Looking back. Looking forward
Retirement comes suddenly. In the blink of an eye, I’m looking back on a thirty year career. There will be time. Right now, there’s a new life to look forward to.
I visited my friends Carol and Dan in Delray Beach, Florida where they escape from the harsh Michigan winter. I spent four days with them in the midst of the coldest Florida winter in three decades. Despite freezing temperatures, two sunny days allowed us to enjoy breakfast at the beach and a leisurely stroll past the trendy Palm Beach shops on Worth Avenue. An avid photographer, Dan took me on a couple of photo safaris. Morkiami Museum and Japanese Gardens is a photographer’s delight. Though it rained, it’s difficult not to get at least a few good photos. Sunday afternoon we attended a concert at the Norton Museum of Art in West Palm Beach. Carol and I share a long history having known each other since junior high school days. It’s always a joy to be with Carol and Dan.
I visited the Chimera of Arezzo exhibition at the Getty Villa. It snowed in Ridgecrest. My friend, Cheryl, turned 50.

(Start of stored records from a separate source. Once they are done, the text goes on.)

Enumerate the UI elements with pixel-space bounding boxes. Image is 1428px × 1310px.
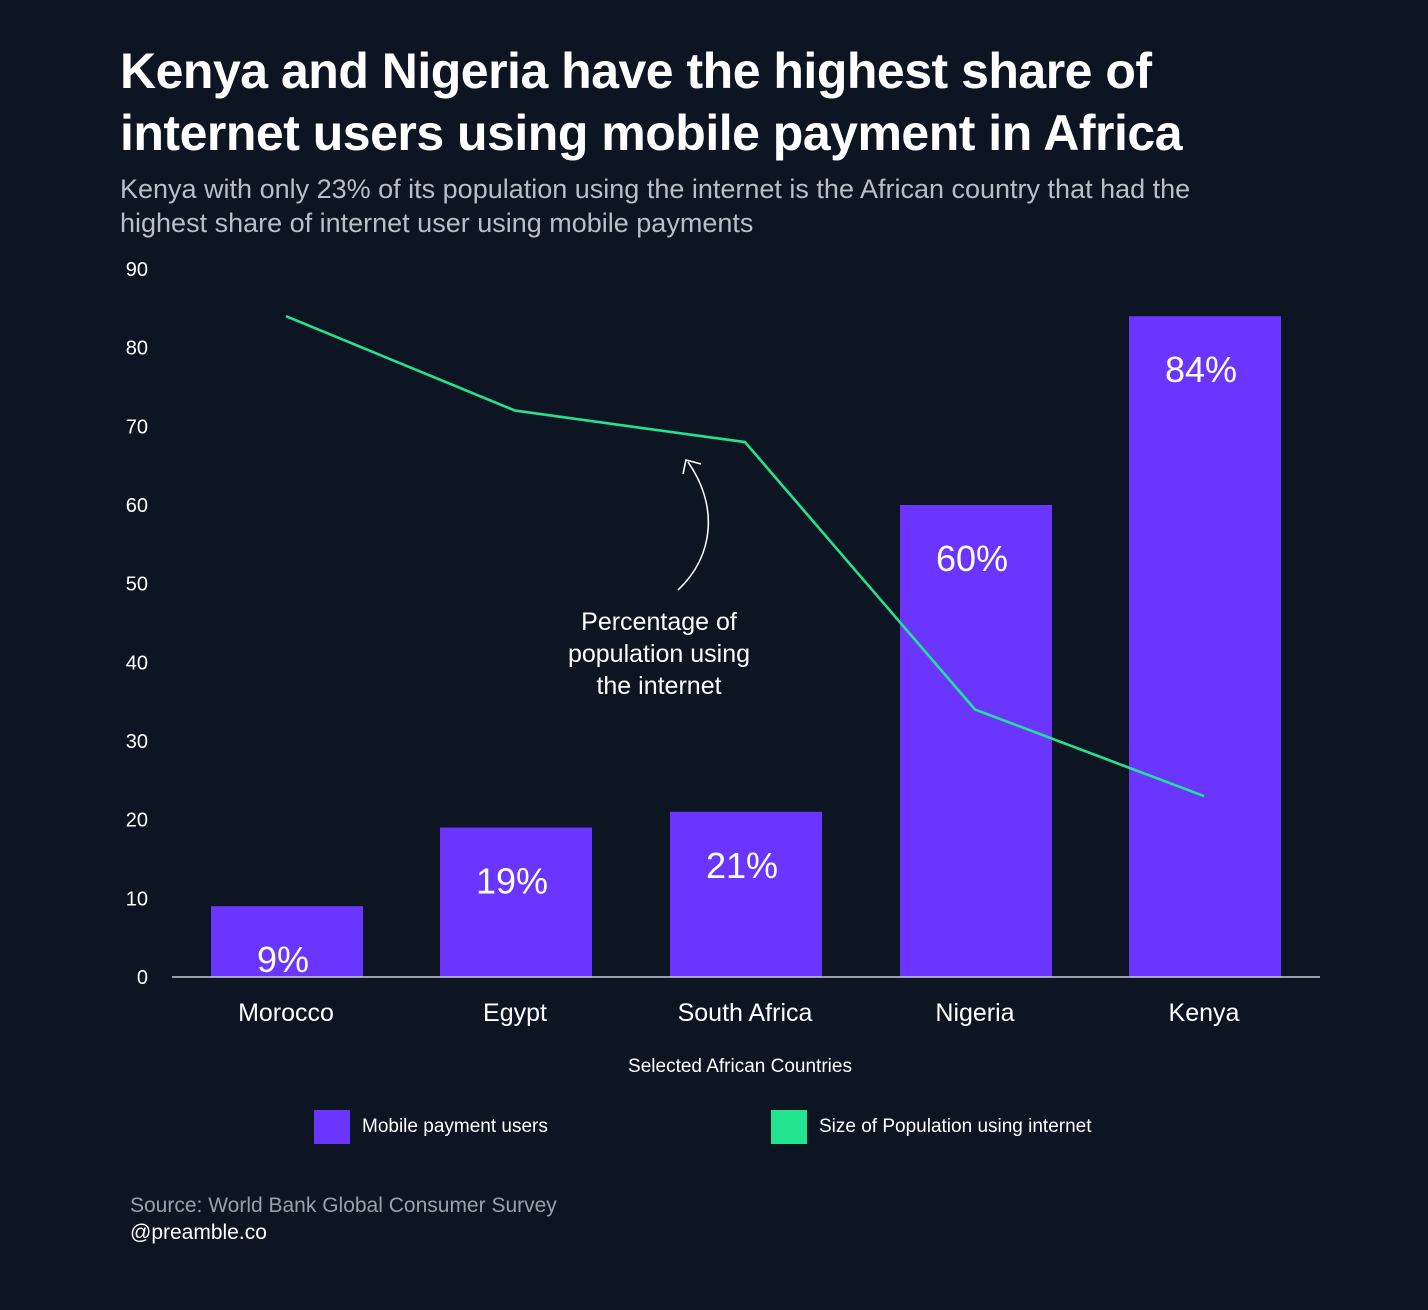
y-tick-label: 80	[126, 338, 148, 360]
legend-item-line: Size of Population using internet	[771, 1110, 1092, 1144]
annotation-line-2: population using	[568, 640, 750, 668]
y-tick-label: 30	[126, 731, 148, 753]
legend-swatch-line	[771, 1110, 807, 1144]
x-tick-label: Kenya	[1169, 999, 1240, 1027]
bar	[900, 505, 1052, 977]
bar-value-label: 19%	[476, 861, 548, 902]
x-tick-label: Morocco	[238, 999, 334, 1027]
bar	[211, 906, 363, 977]
y-axis-ticks: 0 10 20 30 40 50 60 70 80 90	[126, 259, 148, 989]
legend-item-bars: Mobile payment users	[314, 1110, 548, 1144]
y-tick-label: 10	[126, 888, 148, 910]
line-annotation: Percentage of population using the inter…	[568, 459, 750, 700]
brand-handle: @preamble.co	[130, 1221, 267, 1244]
annotation-arrow-head	[682, 459, 702, 475]
bar	[440, 827, 592, 977]
legend-label-bars: Mobile payment users	[362, 1116, 548, 1137]
x-axis-ticks: Morocco Egypt South Africa Nigeria Kenya	[238, 999, 1239, 1027]
annotation-line-1: Percentage of	[581, 608, 737, 636]
legend-swatch-bars	[314, 1110, 350, 1144]
annotation-line-3: the internet	[596, 672, 721, 700]
bar	[670, 811, 822, 977]
y-tick-label: 70	[126, 416, 148, 438]
bar-value-label: 21%	[706, 845, 778, 886]
bar-value-label: 84%	[1165, 349, 1237, 390]
y-tick-label: 20	[126, 810, 148, 832]
internet-population-line	[285, 314, 1205, 798]
x-tick-label: South Africa	[678, 999, 813, 1027]
chart-title: Kenya and Nigeria have the highest share…	[120, 43, 1183, 161]
y-tick-label: 50	[126, 574, 148, 596]
bar-value-label: 60%	[936, 538, 1008, 579]
y-tick-label: 40	[126, 652, 148, 674]
bar	[1129, 316, 1281, 977]
chart-canvas: 0 10 20 30 40 50 60 70 80 90 9% 19% 21% 60% 84% Moroc…	[126, 259, 1320, 1077]
bar-series	[211, 316, 1281, 977]
y-tick-label: 90	[126, 259, 148, 281]
y-tick-label: 60	[126, 495, 148, 517]
chart-subtitle: Kenya with only 23% of its population us…	[120, 174, 1191, 238]
legend-label-line: Size of Population using internet	[819, 1116, 1092, 1137]
x-tick-label: Nigeria	[935, 999, 1014, 1027]
bar-value-labels: 9% 19% 21% 60% 84%	[257, 349, 1237, 980]
y-tick-label: 0	[137, 967, 148, 989]
x-axis-label: Selected African Countries	[628, 1056, 852, 1077]
bar-value-label: 9%	[257, 939, 309, 980]
x-tick-label: Egypt	[483, 999, 547, 1027]
line-series	[285, 314, 1205, 798]
source-note: Source: World Bank Global Consumer Surve…	[130, 1194, 557, 1217]
annotation-arrow-curve	[677, 461, 710, 591]
footer: Source: World Bank Global Consumer Surve…	[130, 1192, 557, 1246]
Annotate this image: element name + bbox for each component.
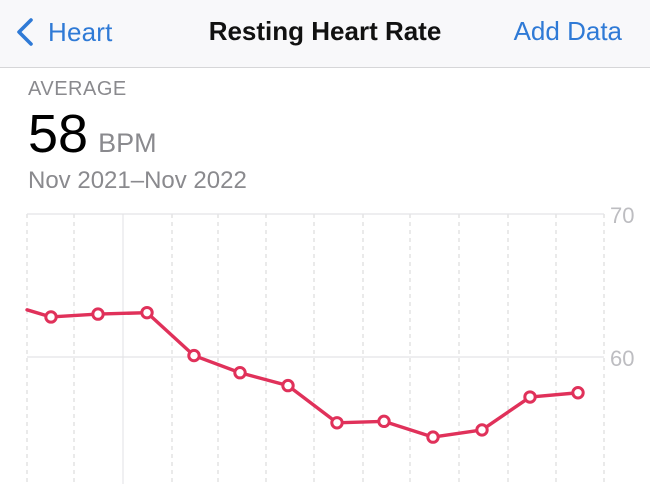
- data-point[interactable]: [330, 416, 344, 430]
- data-point[interactable]: [377, 414, 391, 429]
- back-button[interactable]: Heart: [14, 16, 113, 48]
- heart-rate-chart[interactable]: 70 60: [0, 200, 650, 484]
- data-point[interactable]: [523, 390, 537, 404]
- add-data-button[interactable]: Add Data: [513, 16, 622, 46]
- data-point[interactable]: [44, 310, 58, 324]
- average-row: 58 BPM: [28, 105, 247, 163]
- data-point[interactable]: [426, 430, 440, 444]
- back-label: Heart: [48, 16, 113, 47]
- line-chart: [25, 213, 605, 484]
- summary: AVERAGE 58 BPM Nov 2021–Nov 2022: [28, 78, 247, 195]
- data-point[interactable]: [233, 366, 247, 380]
- average-label: AVERAGE: [28, 78, 127, 100]
- data-point[interactable]: [281, 378, 295, 393]
- date-range: Nov 2021–Nov 2022: [28, 167, 247, 194]
- chevron-left-icon: [17, 18, 33, 46]
- average-unit: BPM: [98, 128, 157, 158]
- navigation-bar: Heart Resting Heart Rate Add Data: [0, 0, 650, 68]
- data-point[interactable]: [571, 386, 585, 400]
- heart-rate-line: [25, 308, 580, 439]
- data-point[interactable]: [475, 423, 489, 437]
- y-axis-label-70: 70: [610, 203, 635, 228]
- data-point[interactable]: [91, 307, 105, 321]
- average-value: 58: [28, 104, 89, 164]
- data-point[interactable]: [140, 305, 154, 320]
- data-point[interactable]: [187, 348, 201, 363]
- y-axis-label-60: 60: [610, 346, 635, 371]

Mary’s dad, Charles Gnecco, died February 8. The family had a memorial celebration of “Pa’s” life on March 28. It was a beautiful sunny day as we gathered on the patio of Mary and Dick’s home. Pa’s children, grandchildren, and great grandchildren shared memories and loving words about the man who was so much a part of their lives. Pa and I had a close bond. He treated me like a son. I once told him that if I’d had the choice, he’s the dad I would have chosen. A major sports fan, he received an appropriate send off with “Take Me out to the Ball Game” sung by his great grandchildren. I hope you’re enjoying the best seat at all the games, Pa. We miss you.
Grandkids children are more precious than they know.
My last day of work was May 19. My first day of retirement was June 1. I spent nine and a half years at Cerro Coso College. I enjoyed the challenges those years gave me. Walking out of the library for the last time meant leaving behind what I love most about the community college. Watching the transformation that takes place in students from the time they enter the college to the day they graduate is its own reward. I will miss being a part of that process.
The grandkids love Grammie and Papa Dick’s swimming pool. So do the dogs.
I sold my home in Ridgecrest, put my furniture in storage, and drove down the hill to Bakersfield. Mary and Dick provided a place for Robbie and me to live while waiting for escrow to close on my new house, Mary wanted to tackle a couple of redecorating projects, so I gave her a hand. We put Venetian plaster on the pantry walls, painted the fireplace wall in the family room, and painted the guest bathroom. Mary used a sponge technique on a wall in the bathroom that turned out very well.
Escrow closed on my new house August 2. I spent three months remodeling. Though the house was new, I replaced carpeting with tile, installed Silestone counter tops, installed cabinets and bookshelves in my studio, and painted. I moved in October 7 and spent the next two months getting settled.
The first six months of retired life were busy settling into a new home and a new life. I found my way into a writing group, reconnected with old friends from Taft College days, and purchased subscriptions to the Bakersfield Symphony Orchestra and the Broadway Bakersfield series. I’m looking forward to enjoying retirement doing things I love most.